Mari struggled to follow the quickly swinging conversation. “Tara? You mean like in Gone with the Wind?”

“Yeah, you know, the big white house with the columns and the gables and the sweeping porches and the acres and acres of green? That’s what the Rivers family’s homestead reminds me of. Harper’s place is like a quarter of a mile away—it used to be a caretaker’s house, a hundred years ago, I guess. It’s got its own little barn and a garden. Do you garden?”

“You mean flowers? Um, no.”

“Actually, I meant vegetables. You know, tomatoes and peppers and cucumbers. That kind of thing.”

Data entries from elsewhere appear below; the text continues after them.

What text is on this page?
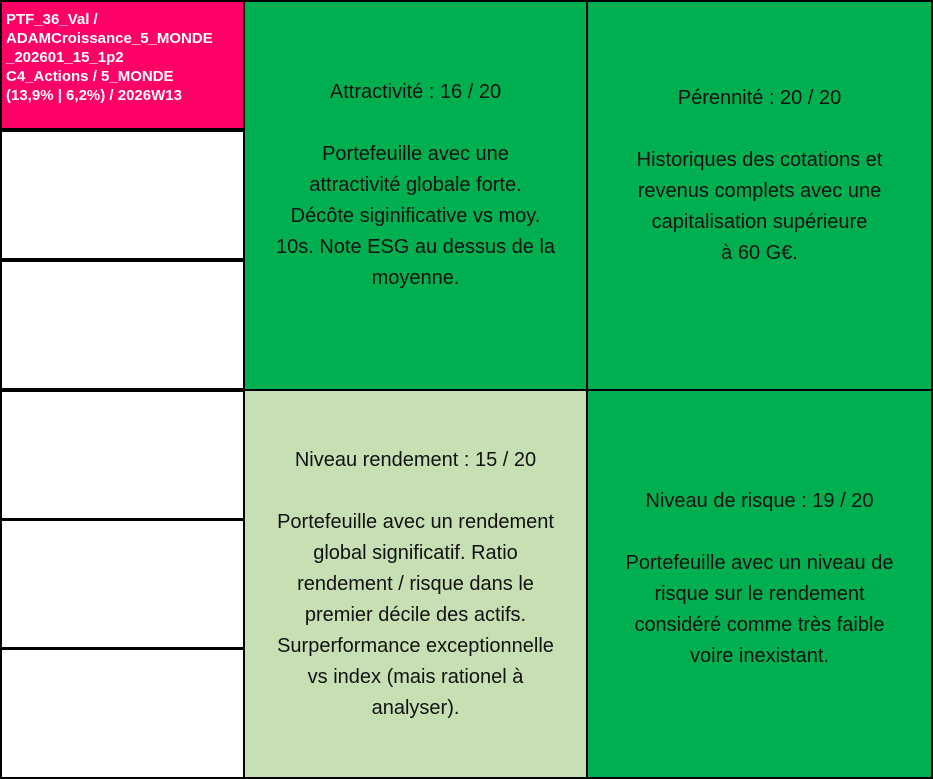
PTF_36_Val /
ADAMCroissance_5_MONDE
_202601_15_1p2
C4_Actions / 5_MONDE
(13,9% | 6,2%) / 2026W13	Attractivité : 16 / 20
Portefeuille avec une
attractivité globale forte.
Décôte siginificative vs moy.
10s. Note ESG au dessus de la
moyenne.
Pérennité : 20 / 20
Historiques des cotations et
revenus complets avec une
capitalisation supérieure
à 60 G€.
Niveau rendement : 15 / 20
Portefeuille avec un rendement
global significatif. Ratio
rendement / risque dans le
premier décile des actifs.
Surperformance exceptionnelle
vs index (mais rationel à
analyser).
Niveau de risque : 19 / 20
Portefeuille avec un niveau de
risque sur le rendement
considéré comme très faible
voire inexistant.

Mari couldn’t keep from smiling, although she didn’t feel the slightest bit humorous. “Oh my God, no. I grew up right in the heart of the city. The only things coming out of the ground that weren’t parking meters were the occasional trees that the city planted, and they were so puny they hardly qualified as trees. My family lives in a row house, and my mother sometimes put a window box with flowers outside the front window, but she took care of keeping them alive.”

“You’ll have to come and see the place,” Carrie said. “I’ve pretty much talked Harper into letting me oversee the renovations, since I’m gonna be living there and she’s way busy at work.”

“Of course,” Mari said automatically.

“Great! We’re having a get-together at our place tomorrow. You’ll have to come and then I’ll take you on a tour.”

“Ah, I—”

“Oops—there’s my page,” Carrie said when a short, barrel-chested guy in a team shirt yelled and waved in their direction. “Come on.”

Carrie vaulted up a narrow aisle between the rows of benches toward the top of the bleachers and Mari hurried after. The stands were surprisingly crowded with men, women, and children talking, eating, and laughing. Sundown was at least two hours away and the air shimmered with heat.

“That’s Presley next to Abby,” Carrie said, pointing as she climbed, “and Harper’s sister Carson and her little boy next to her.” Carrie paused one row below Abby, next to Abby’s son and the Rivers girl, who Mari had first seen at the pizza place with Glenn. “Hey, move down, you two. This is my cousin Mari.”

Dutifully, the teens inched down and slid closer together to make room on the end.

“Thanks,” Mari said as she settled beside them.

“Hey—gotta go warm up,” Carrie announced to the world in general. “Everybody, meet Mari, my cousin!”

“Your cousin?” Presley said, obviously surprised, as she held out a hand to Mari. “Hi, I’m Carrie’s roomie, Presley.”